Чуть подальше – автобусная остановка. Несколько подростков валяют дурака в стеклянной будке. На той же стороне пожилой человек с двумя детьми направляется к центру Нордбру.
Нет… детей не двое. Тот, который поменьше, и не ребенок вовсе, а собака, длинноногий пудель на коротком поводке. А второй… а второй – светловолосый мальчик без шапочки.
Мужчина по возрасту годится мальчику в дедушки, явно пенсионного возраста. Он старческой шаркающей походкой идет в середине. С одной стороны – пудель, с другой – мальчик. На мальчике нет шапочки, темно-синяя курточка с белыми катафотами… Ян узнал эту куртку.
– Вильям!
Мальчик остановился и оглянулся. Мужчина потянул его, чтобы идти дальше, но мальчик заупрямился, вырвал руку и стал искать глазами, кто же выкрикнул его имя.

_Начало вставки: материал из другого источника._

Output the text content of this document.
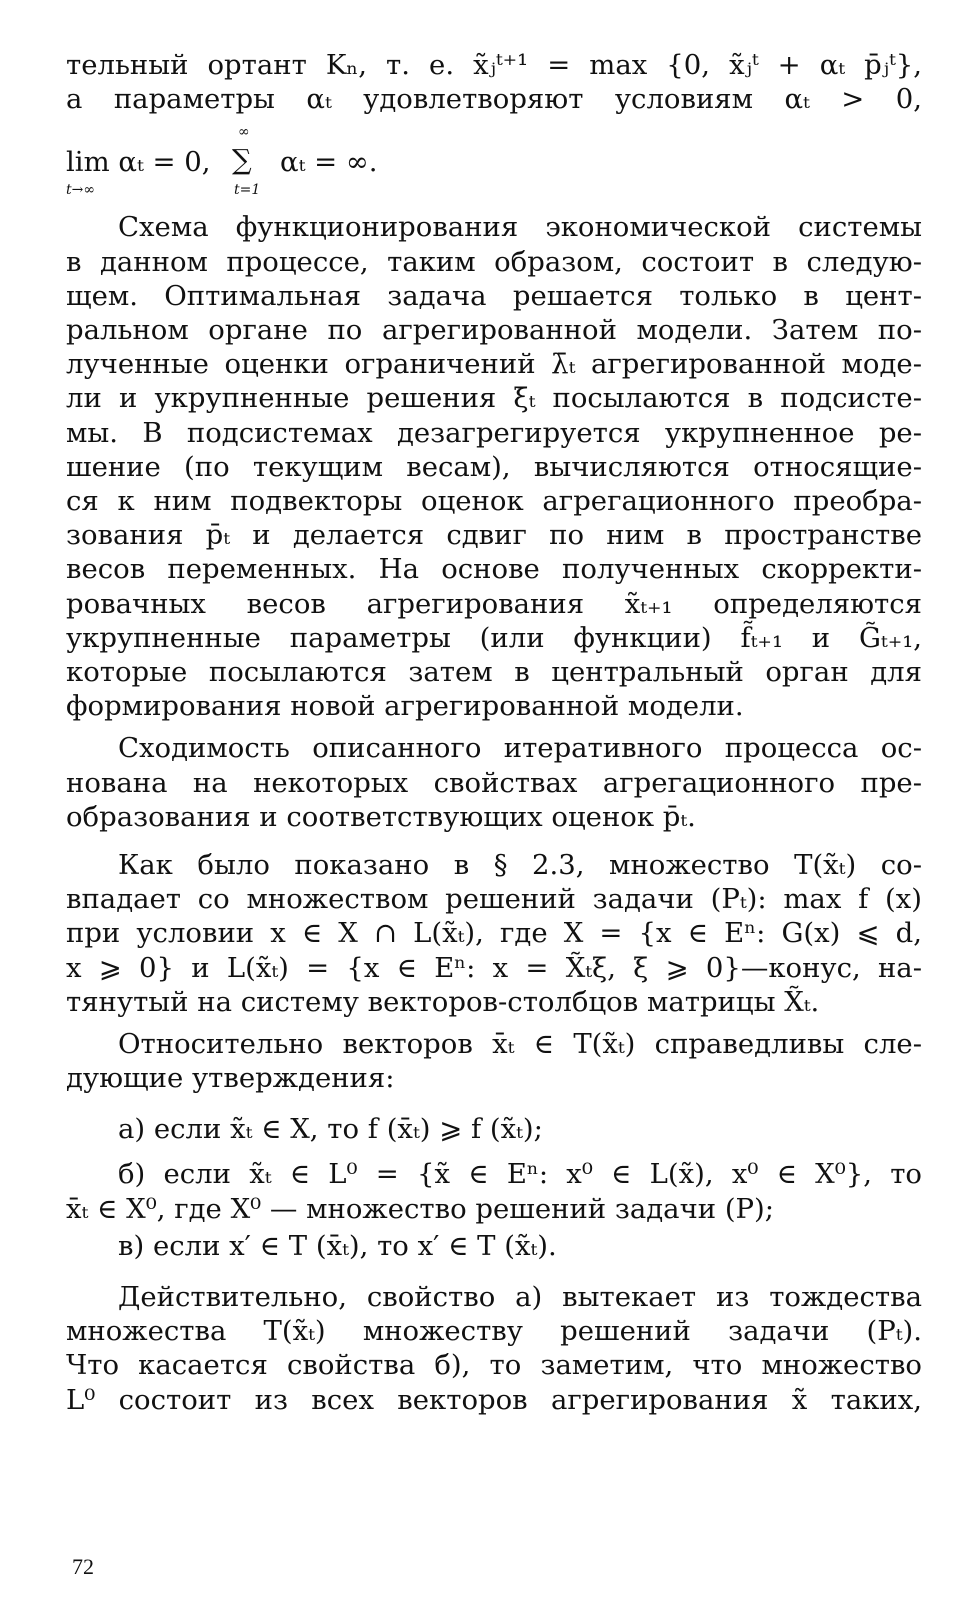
тельный ортант Kₙ, т. е. x̃ⱼᵗ⁺¹ = max {0, x̃ⱼᵗ + αₜ p̄ⱼᵗ},
а параметры αₜ удовлетворяют условиям αₜ > 0,
lim αₜ = 0,
t→∞
∞
∑
t=1
αₜ = ∞.
Схема функционирования экономической системы
в данном процессе, таким образом, состоит в следую-
щем. Оптимальная задача решается только в цент-
ральном органе по агрегированной модели. Затем по-
лученные оценки ограничений λ̄ₜ агрегированной моде-
ли и укрупненные решения ξ̄ₜ посылаются в подсисте-
мы. В подсистемах дезагрегируется укрупненное ре-
шение (по текущим весам), вычисляются относящие-
ся к ним подвекторы оценок агрегационного преобра-
зования p̄ₜ и делается сдвиг по ним в пространстве
весов переменных. На основе полученных скорректи-
ровачных весов агрегирования x̃ₜ₊₁ определяются
укрупненные параметры (или функции) f̃ₜ₊₁ и G̃ₜ₊₁,
которые посылаются затем в центральный орган для
формирования новой агрегированной модели.
Сходимость описанного итеративного процесса ос-
нована на некоторых свойствах агрегационного пре-
образования и соответствующих оценок p̄ₜ.
Как было показано в § 2.3, множество T(x̃ₜ) со-
впадает со множеством решений задачи (Pₜ): max f (x)
при условии x ∈ X ∩ L(x̃ₜ), где X = {x ∈ Eⁿ: G(x) ⩽ d,
x ⩾ 0} и L(x̃ₜ) = {x ∈ Eⁿ: x = X̃ₜξ, ξ ⩾ 0}—конус, на-
тянутый на систему векторов-столбцов матрицы X̃ₜ.
Относительно векторов x̄ₜ ∈ T(x̃ₜ) справедливы сле-
дующие утверждения:
а) если x̃ₜ ∈ X, то f (x̄ₜ) ⩾ f (x̃ₜ);
б) если x̃ₜ ∈ L⁰ = {x̃ ∈ Eⁿ: x⁰ ∈ L(x̃), x⁰ ∈ X⁰}, то
x̄ₜ ∈ X⁰, где X⁰ — множество решений задачи (P);
в) если x′ ∈ T (x̄ₜ), то x′ ∈ T (x̃ₜ).
Действительно, свойство а) вытекает из тождества
множества T(x̃ₜ) множеству решений задачи (Pₜ).
Что касается свойства б), то заметим, что множество
L⁰ состоит из всех векторов агрегирования x̃ таких,
72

Ян подбежал, задыхаясь, и присел на корточки:
– Ты меня помнишь, Вильям?
Мальчик, не двигаясь, смотрел на него. И все вокруг застыло, как на стоп-кадре в кино. Мужчина, не шевелясь, смотрел на Яна, даже пудель развернулся и замер.
Наконец Вильям кивнул.
– «Рысь», – сказал он хрипло.
– Правильно, Вильям! Я работаю в «Рыси». – Он поднял голову, стараясь говорить как можно отчетливее и убедительнее. – Меня зовут Ян Хаугер. Я воспитатель в детском саду, куда ходит Вильям. Он пропал, и мы его ищем.
– Ага, вот оно что… Моя фамилия Ольссон. – Пенсионер успокоился и кивнул на Вильяма: – Он только что появился… неизвестно откуда. Мы гуляли с Чарли… Наверное, заблудился. Надо найти родителей…
Вильям смотрел на асфальт, не поднимая глаз. Немножко вялый, но в полном порядке. В левой руке – оторванная пластмассовая рука говорящего робота. Не похудел.
– Очень хорошо, – сказал Ян. – Но они живут довольно далеко, и нам нужна помощь.
– Помощь?
– Мы должны позвонить в полицию. Мальчик в розыске.
– В полицию? – беспокойно спросил старик.
Ян уверенно кивнул и достал мобильник.
Пенсионер собрался уходить, но Ян предостерегающе поднял руку.
– Вы с Чарли должны остаться здесь, – решительно сказал он. – Думаю, они и с вами захотят поговорить.
Еще бы не захотят! Полиция наверняка заподозрит старика в похищении ребенка. Вместо спасибо его начнут с пристрастием допрашивать.
– Экстренная служба. Что случилось?
– Насчет пропавшего мальчика… Он нашелся.
– Соединяю с полицией.
Он улыбнулся Вильяму, стараясь выглядеть спокойно и уверенно. Хотел погладить его по голове, но воздержался.
– Все хорошо, что хорошо кончается… Теперь будем держаться от леса подальше.